Echtzeitkommunikation

Social Media für CEOs: Man muss nicht jeden Schlag mit der Nase abwehren

Immer wieder werden Führungskräfte aufgefordert, der Marke ein Gesicht zu geben. Für die Social Media unerfahrene Führungskraft stellt sich sofort die Frage, was mit denn passiert, wenn man postet. Die Antwort ist relativ einfach…

Bei Facebook gibt es zwei Arten von Postings:

1. Man hat irgendwas gemacht, teilt es der Welt mit und freut sich und wenn man Glück hat, klicken Freunde auf „gefällt mir“

2. Man hat was gemacht, teilt es der Welt mit und wundert sich dann über das, was folgt:

In diesem Fall hat man etwas absolut Belangloses gepostet, das mindestens 20 anderen auch so gegangen ist.  Die posten natürlich nicht, dass sie sich freuen, dass du das Problem gelöst hast, sondern sagen dir, wie man es hätte anders oder besser machen können.

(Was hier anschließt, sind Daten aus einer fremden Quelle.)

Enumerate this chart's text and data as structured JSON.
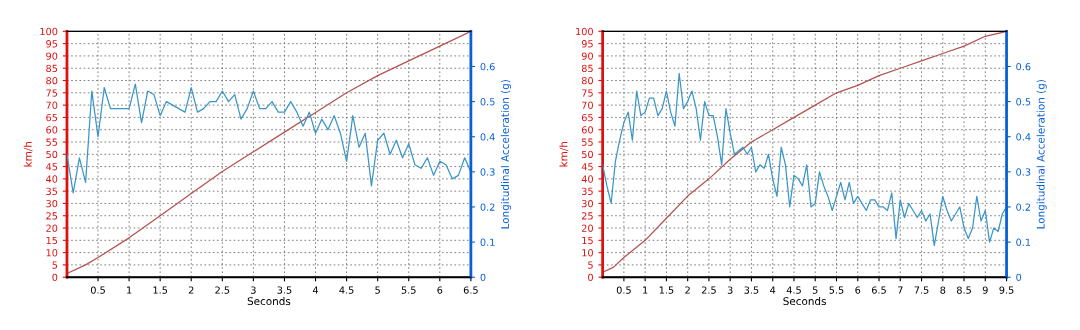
{
  "chart_data": [
    {
      "type": "line",
      "xlabel": "Seconds",
      "ylabel": "km/h",
      "y2label": "Longitudinal Acceleration (g)",
      "grid": true,
      "xlim": [
        0,
        6.5
      ],
      "xticks": [
        0.5,
        1,
        1.5,
        2,
        2.5,
        3,
        3.5,
        4,
        4.5,
        5,
        5.5,
        6,
        6.5
      ],
      "ylim": [
        0,
        100
      ],
      "yticks": [
        0,
        5,
        10,
        15,
        20,
        25,
        30,
        35,
        40,
        45,
        50,
        55,
        60,
        65,
        70,
        75,
        80,
        85,
        90,
        95,
        100
      ],
      "y2lim": [
        0,
        0.7
      ],
      "y2ticks": [
        0,
        0.1,
        0.2,
        0.3,
        0.4,
        0.5,
        0.6
      ],
      "series": [
        {
          "color": "#b5524e",
          "x": [
            0,
            0.3,
            0.5,
            1,
            1.5,
            2,
            2.5,
            3,
            3.5,
            4,
            4.5,
            5,
            5.5,
            6,
            6.5
          ],
          "values": [
            1.5,
            5,
            8,
            16,
            25,
            34,
            43,
            51,
            59,
            67,
            75,
            82,
            88,
            94,
            100
          ]
        },
        {
          "color": "#3a96c8",
          "axis": "y2",
          "x": [
            0,
            0.1,
            0.2,
            0.3,
            0.4,
            0.5,
            0.6,
            0.7,
            0.8,
            0.9,
            1,
            1.1,
            1.2,
            1.3,
            1.4,
            1.5,
            1.6,
            1.7,
            1.8,
            1.9,
            2,
            2.1,
            2.2,
            2.3,
            2.4,
            2.5,
            2.6,
            2.7,
            2.8,
            2.9,
            3,
            3.1,
            3.2,
            3.3,
            3.4,
            3.5,
            3.6,
            3.7,
            3.8,
            3.9,
            4,
            4.1,
            4.2,
            4.3,
            4.4,
            4.5,
            4.6,
            4.7,
            4.8,
            4.9,
            5,
            5.1,
            5.2,
            5.3,
            5.4,
            5.5,
            5.6,
            5.7,
            5.8,
            5.9,
            6,
            6.1,
            6.2,
            6.3,
            6.4,
            6.5
          ],
          "values": [
            0.35,
            0.24,
            0.34,
            0.27,
            0.53,
            0.4,
            0.54,
            0.48,
            0.48,
            0.48,
            0.48,
            0.55,
            0.44,
            0.53,
            0.52,
            0.46,
            0.5,
            0.49,
            0.48,
            0.47,
            0.54,
            0.47,
            0.48,
            0.5,
            0.5,
            0.53,
            0.5,
            0.52,
            0.45,
            0.48,
            0.53,
            0.48,
            0.48,
            0.5,
            0.47,
            0.47,
            0.5,
            0.47,
            0.43,
            0.47,
            0.41,
            0.45,
            0.42,
            0.46,
            0.41,
            0.33,
            0.46,
            0.37,
            0.41,
            0.26,
            0.39,
            0.41,
            0.35,
            0.39,
            0.34,
            0.38,
            0.32,
            0.31,
            0.34,
            0.29,
            0.33,
            0.32,
            0.28,
            0.29,
            0.34,
            0.3
          ]
        }
      ]
    },
    {
      "type": "line",
      "xlabel": "Seconds",
      "ylabel": "km/h",
      "y2label": "Longitudinal Acceleration (g)",
      "grid": true,
      "xlim": [
        0,
        9.5
      ],
      "xticks": [
        0.5,
        1,
        1.5,
        2,
        2.5,
        3,
        3.5,
        4,
        4.5,
        5,
        5.5,
        6,
        6.5,
        7,
        7.5,
        8,
        8.5,
        9,
        9.5
      ],
      "ylim": [
        0,
        100
      ],
      "yticks": [
        0,
        5,
        10,
        15,
        20,
        25,
        30,
        35,
        40,
        45,
        50,
        55,
        60,
        65,
        70,
        75,
        80,
        85,
        90,
        95,
        100
      ],
      "y2lim": [
        0,
        0.7
      ],
      "y2ticks": [
        0,
        0.1,
        0.2,
        0.3,
        0.4,
        0.5,
        0.6
      ],
      "series": [
        {
          "color": "#b5524e",
          "x": [
            0,
            0.25,
            0.5,
            1,
            1.5,
            2,
            2.5,
            3,
            3.5,
            4,
            4.5,
            5,
            5.5,
            6,
            6.5,
            7,
            7.5,
            8,
            8.5,
            9,
            9.5
          ],
          "values": [
            2,
            4,
            8,
            15,
            24,
            33,
            40,
            48,
            55,
            60,
            65,
            70,
            75,
            78,
            82,
            85,
            88,
            91,
            94,
            98,
            100
          ]
        },
        {
          "color": "#3a96c8",
          "axis": "y2",
          "x": [
            0,
            0.1,
            0.2,
            0.3,
            0.4,
            0.5,
            0.6,
            0.7,
            0.8,
            0.9,
            1,
            1.1,
            1.2,
            1.3,
            1.4,
            1.5,
            1.6,
            1.7,
            1.8,
            1.9,
            2,
            2.1,
            2.2,
            2.3,
            2.4,
            2.5,
            2.6,
            2.7,
            2.8,
            2.9,
            3,
            3.1,
            3.2,
            3.3,
            3.4,
            3.5,
            3.6,
            3.7,
            3.8,
            3.9,
            4,
            4.1,
            4.2,
            4.3,
            4.4,
            4.5,
            4.6,
            4.7,
            4.8,
            4.9,
            5,
            5.1,
            5.2,
            5.3,
            5.4,
            5.5,
            5.6,
            5.7,
            5.8,
            5.9,
            6,
            6.1,
            6.2,
            6.3,
            6.4,
            6.5,
            6.6,
            6.7,
            6.8,
            6.9,
            7,
            7.1,
            7.2,
            7.3,
            7.4,
            7.5,
            7.6,
            7.7,
            7.8,
            7.9,
            8,
            8.1,
            8.2,
            8.3,
            8.4,
            8.5,
            8.6,
            8.7,
            8.8,
            8.9,
            9,
            9.1,
            9.2,
            9.3,
            9.4,
            9.5
          ],
          "values": [
            0.32,
            0.26,
            0.21,
            0.33,
            0.39,
            0.44,
            0.47,
            0.39,
            0.53,
            0.46,
            0.47,
            0.51,
            0.51,
            0.46,
            0.48,
            0.53,
            0.47,
            0.43,
            0.58,
            0.48,
            0.5,
            0.53,
            0.48,
            0.39,
            0.5,
            0.46,
            0.46,
            0.4,
            0.32,
            0.48,
            0.41,
            0.35,
            0.36,
            0.37,
            0.35,
            0.37,
            0.3,
            0.32,
            0.31,
            0.35,
            0.28,
            0.23,
            0.37,
            0.32,
            0.2,
            0.29,
            0.28,
            0.26,
            0.32,
            0.2,
            0.21,
            0.3,
            0.26,
            0.23,
            0.19,
            0.23,
            0.27,
            0.22,
            0.27,
            0.21,
            0.23,
            0.21,
            0.19,
            0.22,
            0.22,
            0.2,
            0.2,
            0.19,
            0.24,
            0.11,
            0.22,
            0.17,
            0.21,
            0.19,
            0.17,
            0.19,
            0.16,
            0.18,
            0.09,
            0.16,
            0.23,
            0.19,
            0.16,
            0.18,
            0.2,
            0.14,
            0.11,
            0.14,
            0.23,
            0.16,
            0.19,
            0.1,
            0.14,
            0.13,
            0.18,
            0.2
          ]
        }
      ]
    }
  ]
}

Und weil die Klugscheisser noch einen draufsetzen müssen, kommentieren sie sich selbst mit ein einem ;-)

Im nächsten Schritt folgen 10-15 Klugscheisser, die darauf hinweisen, was hätte passieren können und welchen Gefahren du ausgesetzt warst bzw. welchen Gefahren du die Menschheit ausgesetzt hast. Es folgen dann 3-5 Menschen, die auf die Unzulänglichkeit der Regierung in diesem Zusammenhang hinweisen, gefolgt von 5-7 Menschen, die die Missstände der Gesellschaft unterstreichen und weitere 2-3, die auf die Opposition schimpfen, weil die das auch nicht besser hinbekommen hätte.

In einem nächsten Schritt folgen jene Klugscheisser, die mit Links zu diversen Seiten darauf hinweisen, dass auch schon andere dein Problem hatten bzw. schon andere zu dem Thema gepostet haben bzw. schon viel besser gepostet haben. Zu der Riege der Link postenden Klugscheisser gesellen sich dass sehr schnell die Trittbrettfahrer, die einen Werbe-Link zur eigenen Homepage setzen. Die Bandbreite der Plumpheiten reicht hierbei von „reg dich nicht auf, Johanniskraut gibt es bei XXX“ oder „nicht aufregen, den Profi findest du HIER“.

Das ist dann der Moment, wo der militante Netzverteidiger ins Spiel kommt und fordert, dass endlich die Regierung eingreift und die Netzneutralität und die Freiheit der Surfer garantiert.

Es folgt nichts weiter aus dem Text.